JOHN B. CONNALLY:I got to know him through the intervention of one Wilbur Mills who was at that time Chairman of the House Ways & Means Committee. The occasion was the outlook for the economy in 1972 when President Nixon would be up for reelection. This was around mid-April 1971 and the economy was flat on its back and going nowhere! I won't bore you with the details but it appeared that when the elections came up in 1972 in November the unemployment rate in august would be abut 9/10 percent (it was then about 6 percent). Of course that meant that Nixon could not and would not win.
The Presidents economic advisors had not done any calculations about the unemployment rate in late 1972 and NO ONE BUT NO ONE had told Nixon the bad news. In fact at a meeting of the White House around February, 1971 Milton Friedman, right wing extremist theorist who had glib answers for everything and anything, told President Nixon that the unemployment rate did not matter! How do I know? I was there!
John B. Connally had come to the conclusion that if Nixon was going to be reelected the economy would have to go into high gear. I had been talking to Wilbur Mills about our economic stagnation and had recommended some government stimuli with which Mills agreed. He wanted it, however, to come from Nixon. Mills told Connally to contact me and he did. I then became an advisor to Connally who knew very well that I was also in contact with Nixon. We devised a plan which the President announced in late 1971 , the economy got going and the President was reelected on the basis of a strong and robust economy!
Connally never once played games with me, unlike George Shultz. He was straight as an arrow. He never lied nor did he ever run away from controversy. He was a helluva fine man! When I ran for governor and the New York Times wrote that I had faked and exaggerated my relation with Nixon Connally called me and said he wanted to issue a paper on my behalf! He wanted me to write it, anything I wanted, and he would sign it sight unseen! That is how decent he was! He, most obviously, trusted me.
Connally never really had a chance at the Presidency. He had an incompetent and immoral campaign manager ( I think he sold out to the Republican party who did not want Connally) that sold him down the river and bankrupted him by excessive and unauthorized spending on the campaign. I stupidly did not know that at the time and had the same campaign manager. Connally called me and warned me that this person would bankrupt me as he did him and that advice saved me from a similar fate! He didn't need to warn me but he did!

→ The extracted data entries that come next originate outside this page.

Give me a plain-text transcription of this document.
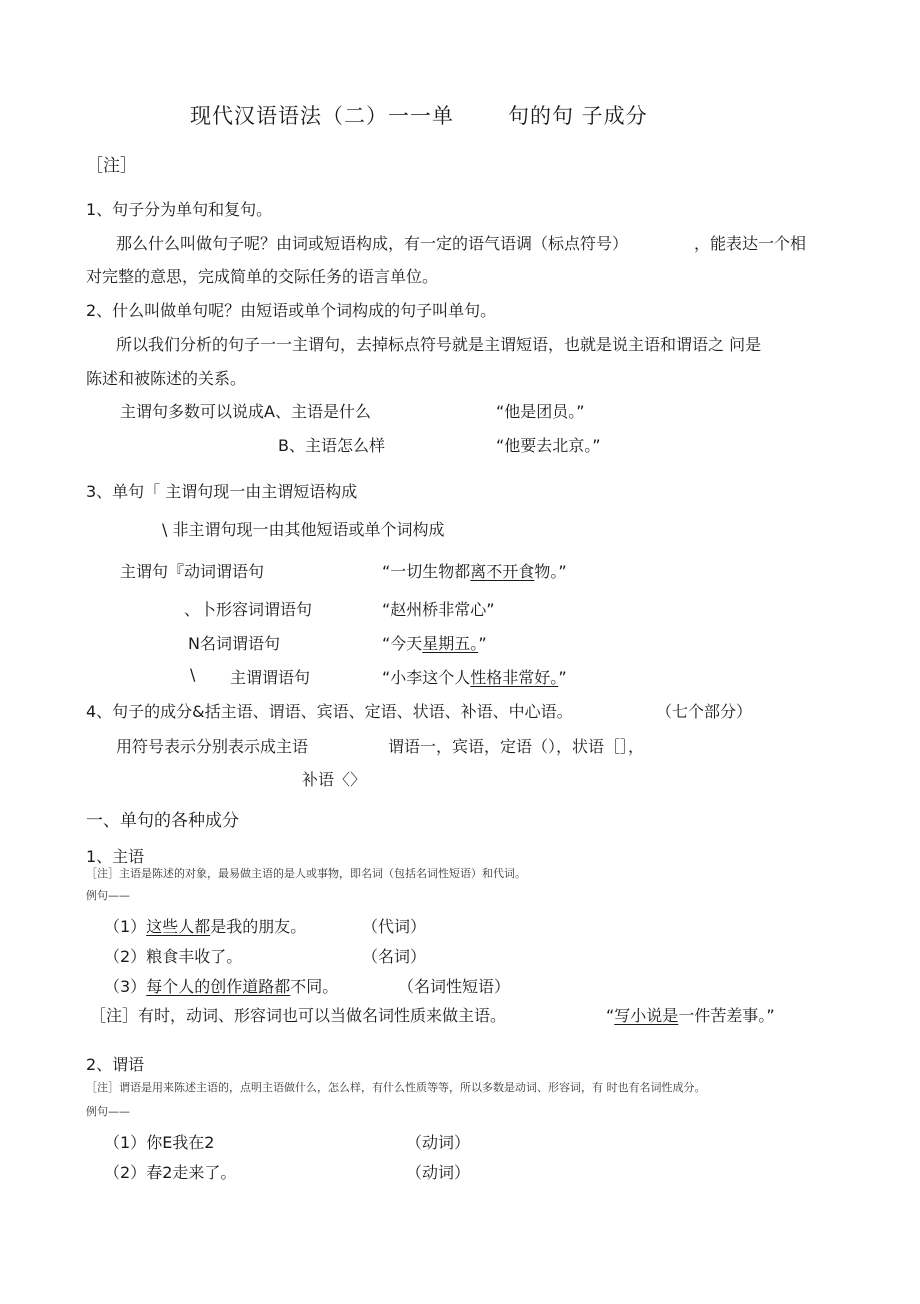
现代汉语语法（二）一一单	句的句 子成分
［注］
1、句子分为单句和复句。
那么什么叫做句子呢？由词或短语构成，有一定的语气语调（标点符号）	，能表达一个相
对完整的意思，完成简单的交际任务的语言单位。
2、什么叫做单句呢？由短语或单个词构成的句子叫单句。
所以我们分析的句子一一主谓句，去掉标点符号就是主谓短语，也就是说主语和谓语之 问是
陈述和被陈述的关系。
主谓句多数可以说成A、主语是什么	“他是团员。”
B、主语怎么样	“他要去北京。”
3、单句「 主谓句现一由主谓短语构成
\ 非主谓句现一由其他短语或单个词构成
主谓句『动词谓语句	“一切生物都离不开食物。”
、卜形容词谓语句	“赵州桥非常心”
N名词谓语句	“今天星期五。”
\ 主谓谓语句	“小李这个人性格非常好。”
4、句子的成分&括主语、谓语、宾语、定语、状语、补语、中心语。	（七个部分）
用符号表示分别表示成主语	谓语一，宾语，定语（），状语［］，
补语〈〉
一、单句的各种成分
1、主语
［注］主语是陈述的对象，最易做主语的是人或事物，即名词（包括名词性短语）和代词。
例句——
（1）这些人都是我的朋友。	（代词）
（2）粮食丰收了。	（名词）
（3）每个人的创作道路都不同。	（名词性短语）
［注］有时，动词、形容词也可以当做名词性质来做主语。	“写小说是一件苦差事。”
2、谓语
［注］谓语是用来陈述主语的，点明主语做什么，怎么样，有什么性质等等，所以多数是动词、形容词，有 时也有名词性成分。
例句——
（1）你E我在2	（动词）
（2）春2走来了。	（动词）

Connally did everything in politics except win the Presidency. He had
brains, looks, courage, a record of achievement, a wonderful image and he
was as handsome as they come. But above all else he was a decent human being
who believed in getting somewhere on his own rather than on the cadavers
of others on whom he had trampled! He was tough but straight and scrupulously
honest in his relations. He never once reneged on his word to me and never
once promised anything he did not fulfill. And above all else he had guts;
witness his and Nellie's behavior and comportment when his possessions went
up for bankruptcy auction!
If you get the impression I liked and respected him enormously you got it!